Iniziavano gli anni ’90 e sempre della FAI “Le Api per l’impollinazione” di Danilo Frediani mi suggerì lo sviluppo aziendale per gli anni seguenti, dove ancora c’era spazio per le collaborazioni fra apicoltori e agricoltori, spazio di produzioni e di redditi. Le arnie venivano affittate per incrementare i risultati anche del 40%. Quando di notte spostavamo le arnie ricolme, per l’impollinazione dei meloni in serra, su di un Fiat “Fiorino” rischiando ad ogni curva di mescolare uomini e api ne’ io ne’ il mio collega agricoltore ci saremmo mai immaginati la deriva che avrebbe preso in futuro il nostro rapporto (complici i pesticidi e i diserbanti).

Il decennio ’90-2000 avrebbe rappresentato il culmine della produttività e della redditività per la mia e molte altre aziende, in seguito, ripensare a quei tempi, paragonati a quelli odierni, ci avrebbe fatto “soffrire” molto.

Fino all’anno 2000, i terreni europei hanno beneficiato della misura set-aside, ecco di seguito la definizione (Da Wikipedia, l’enciclopedia libera):  “Il set-aside (in inglese, letteralmente, mettere da parte) è stato un regime agronomico adottato nell’ambito della politica agricola comune. Introdotto dall’Unione Europea nel 1988 (Regolamento CEE 1272/88), consisteva nel ritiro dalla produzione di una determinata quota della superficie agraria utilizzata: questa doveva essere lasciata a riposo per periodi più o meno lunghi (anche fino a 20 anni). La pratica agronomica era ispirata dalla necessità di controllare la sovrapproduzione di cereali, e di altri seminativi, al fine di evitare gli effetti depressivi sui prezzi agricoli.

La scelta di destinare porzioni di terreno al set-aside era incentivata dalla politica agricola comune(PAC), che prevedeva la corresponsione, al proprietario del fondo, di un contributo economico.

Nata, in principio, quale politica di intervento sui prezzi di mercato dei seminativi, la pratica del set-aside è risultata di interesse anche per alcuni positivi effetti che, a certe condizioni, è in grado di irradiare sulla qualità ecologica e la biodiversità dei paesaggi agrari.”

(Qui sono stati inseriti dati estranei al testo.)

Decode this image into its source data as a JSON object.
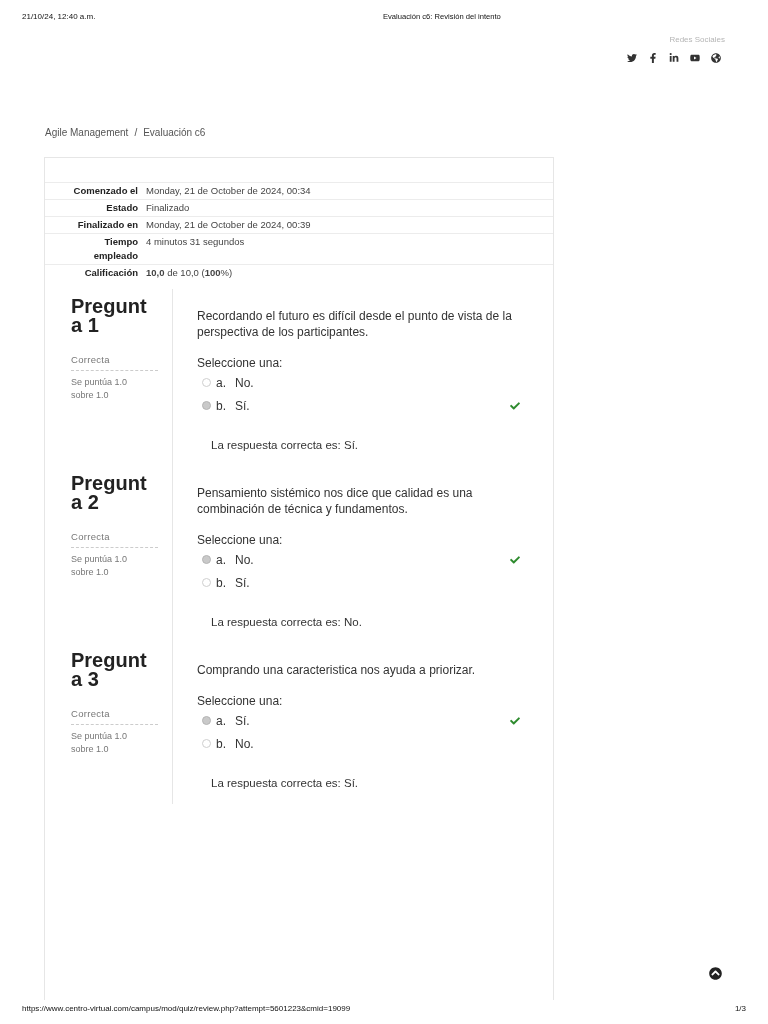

In un territorio frazionato ancora da grandi latifondi in mano a famiglie nobili ( Della Gherardesca in primis), la “Maremma di qua” l’alta Maremma , si copriva di ettari di fioriture spontanee spingendo i nostri raccolti fino a risultati epici (l’età dell’oro?). Andavamo a giro con il libro “Flora Apistica Italiana” di Ricciardelli d’Albore e Persano Oddo sul camion, per tentare di riconoscere qualche pianta sconosciuta aiutati dalle foto. Si parlava di melissopalinologia, potenziale mellifero e caratterizzazione del miele. Il libro era del 1978 ma solo adesso lo usavamo come un portolano per i marinai.

Con la venuta del nuovo millennio altre sigle e parole si sarebbero affacciate all’uso comune, TBH , apicoltura naturale, permapicoltura…ne parleremo ancora, altalenando avanti e indietro nel tempo, con le esperienze e con gli occhi di riviste d’apicoltura straniere come ABJ, L’Abeille de France e Bees for Development.